A Revolução Industrial na Grã-Bretanha contou com uma enorme quantidade de mão de obra infantil: até 15% dos trabalhadores fabris eram crianças. Jornadas de 16 horas eram comuns até para quem tinha seis anos de idade.
Ao longo do século 19, uma série de leis (“Factory Acts”) tentou regulamentar as condições de trabalho dentro das fábricas, limitando especialmente o trabalho infantil.
Parece incrível sob a perspectiva de hoje, mas houve oposição a essas leis. Não era função do Estado, diziam, mexer com a produção. E mais especificamente, não era justificável limitar legalmente um contrato já acordado entre as duas partes – no caso, o empresário e o trabalhador mirim.
De repente esse debate parece mais moderno, por dois motivos.
Primeiro, porque ainda tem quem veja o mercado como um fenômeno natural, orgânico – e esquece o óbvio. Sem leis para proteger a propriedade e sem a infraestrutura necessária (o quarto fator de produção depois de capital, trabalho e terra), o mercado não existiria.
O Estado cria o mercado e, portanto, tem direito de estabelecer suas normas.
Segundo, porque a ideia de um contrato totalmente “livre” entre empregador e empregado é uma concepção tão ingênua que para acreditar nela você tem que ser ou um idiota ou um economista.
Não é um encontro de forças iguais.

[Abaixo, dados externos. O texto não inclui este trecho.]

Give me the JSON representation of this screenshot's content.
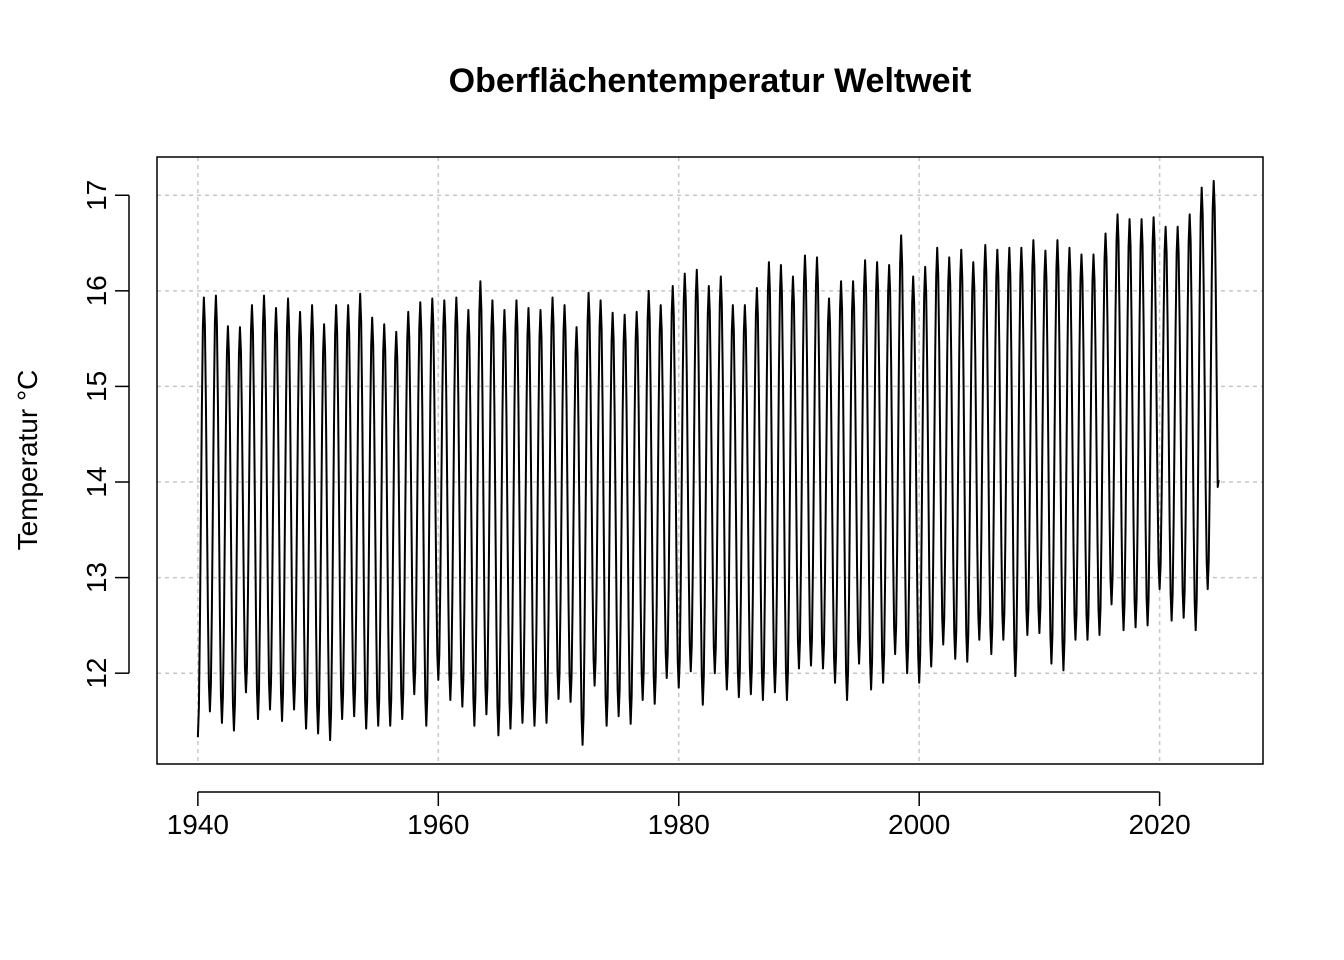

O trabalhador tem que vender o seu trabalho ou corre o risco de passar fome. Ele é de longe o mais fraco dos dois lados em uma relação em que a coerção faz parte.
Acredito, como sempre dentro da insignificância da minha opinião, que essas observações são pertinentes no contexto dos esforços do governo Temer em mudar as leis trabalhistas (e também sugiro que a palavra “reforma” seja abolida jornalisticamente nessas situações. É uma palavra que traz em si uma conotação de melhorias – algo muito discutível neste caso, especialmente quando mudanças importantes são propostas por um governo não eleito pelo voto direto).
Não há dúvida de que a tecnologia e as práticas atuais mudam a relação entre capital e mão de obra, abrindo espaço para um debate sobre a relevância de todas as leis. Mas há um perigo claro nas mudanças que visam a retirada do Estado – aquelas, por exemplo, em que o patrão e o funcionário podem “livremente” concordar em abrir mão de um direito legal.
Fica óbvio, na grande maioria dos casos, quem vai sair perdendo. O desequilíbrio das forças, especialmente numa época de desemprego, aponta num sentido só: uma economia em que a posição do funcionário fica menos estável.
A “flexibilização” do emprego implica insegurança – o funcionário não sabe quantas horas vai trabalhar e, portanto, o quanto vai receber.
No curto prazo, isso parece vantajoso do ponto de vista do empregador. Mas logo, logo este se depara com um problema – quem vai comprar o que ele produz?
Tentei abordar esse assunto dois meses atrás, pois avanços tecnológicos já estão eliminando empregos e ameaçando o consumo.
Um trabalhador que ganha menos e que não tem garantias salariais obviamente se sente menos confiante para consumir. No longo prazo, quase ninguém ganha em uma economia presa numa corrida para reduzir salários.
A história mundial recente mostra que o crédito só consegue tapar o buraco por um tempo limitado. Chega um momento em que a conta não fecha. A resposta europeia a essa situação – a austeridade – tem sido muito malsucedida e repleta de consequências políticas perigosas.
Será que o Brasil realmente quer traçar o mesmo caminho?
Por aqui, temos um problema adicional. Porque mesmo se a flexibilização de trabalho e a liberação geral da terceirização criarem mais empregos, a tendência é que estes sejam muito mal pagos, elevando daí a desigualdade num país onde ela já é grave.
Isso gera consequências nas ruas, aumentando a insegurança – e aí os defensores do “Estado mínimo” correrão para pedir mais gastos públicos com as forças da ordem e repressão.
*Tim Vickery é colunista da BBC Brasil e formado em História e Política pela Universidade de Warwick.